NameError: name 'filter_by' is not defined
Opened this issue · 7 comments
Use mask() instead:
from dfply import *
# "diamonds" is a DataFrame supplied by dfply for testing purposes
diamonds >> mask(X.color == 'E')
This is one of the few instances where the Python API is different to the R API. The reason is a clash with an existing Python API in a different package.
I have been using dfply for years, and it works perfectly every time.
It looks like you are using the wrong syntax.
-
Try some of the examples in the dfply readme at:
https://github.com/kieferk/dfply -
Try upgrading from Python 3.0 to Python 3.6.
-
Try this example:
from dfply import *
# Diamonds is a built in dataframe. Prints first three rows.
diamonds >> head(3)
# Demo of different types of select. Prints column 1, then column "price", then columns "x" and "y".
diamonds >> select(1, X.price, ['x', 'y']) >> head(2)
Years! Has it really been around that long? Crazy.

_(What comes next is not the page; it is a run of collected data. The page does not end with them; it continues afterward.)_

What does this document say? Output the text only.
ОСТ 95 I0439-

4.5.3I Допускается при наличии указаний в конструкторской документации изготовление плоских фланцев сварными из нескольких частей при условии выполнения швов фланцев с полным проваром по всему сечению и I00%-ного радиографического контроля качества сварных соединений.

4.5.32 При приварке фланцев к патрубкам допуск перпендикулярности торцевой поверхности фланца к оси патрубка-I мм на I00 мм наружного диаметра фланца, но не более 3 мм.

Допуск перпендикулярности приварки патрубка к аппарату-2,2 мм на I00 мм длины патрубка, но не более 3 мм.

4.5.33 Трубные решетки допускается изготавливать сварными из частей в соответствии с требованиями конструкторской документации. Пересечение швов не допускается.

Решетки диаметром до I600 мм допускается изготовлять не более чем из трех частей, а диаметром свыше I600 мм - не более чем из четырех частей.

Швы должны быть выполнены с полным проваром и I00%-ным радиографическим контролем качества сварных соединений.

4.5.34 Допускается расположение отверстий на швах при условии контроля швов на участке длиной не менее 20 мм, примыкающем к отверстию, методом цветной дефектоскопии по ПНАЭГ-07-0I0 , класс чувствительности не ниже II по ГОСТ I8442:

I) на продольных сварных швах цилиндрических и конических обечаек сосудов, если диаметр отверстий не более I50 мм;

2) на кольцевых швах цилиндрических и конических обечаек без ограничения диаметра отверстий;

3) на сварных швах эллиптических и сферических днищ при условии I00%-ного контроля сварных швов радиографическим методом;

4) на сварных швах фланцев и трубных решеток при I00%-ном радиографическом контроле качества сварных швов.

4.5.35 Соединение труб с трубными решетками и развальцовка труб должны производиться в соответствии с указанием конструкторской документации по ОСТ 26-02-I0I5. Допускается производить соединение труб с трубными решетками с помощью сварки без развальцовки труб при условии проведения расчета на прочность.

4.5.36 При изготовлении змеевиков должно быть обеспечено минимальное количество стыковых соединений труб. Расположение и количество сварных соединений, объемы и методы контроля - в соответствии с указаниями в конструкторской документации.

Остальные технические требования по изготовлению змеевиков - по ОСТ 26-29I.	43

If none of the functions work for you some other strange issue is going on. And for the record, yes as @sharpe5 says filter
is a reserved name in python and so I switched the name to mask.
The reason it's not working is the dfply
version in pip repository is from Aug 2017, whereas the filter_by
alias was included merely five months ago.
Therefore, the package on pip should probably be updated.
Can we close this issue for now?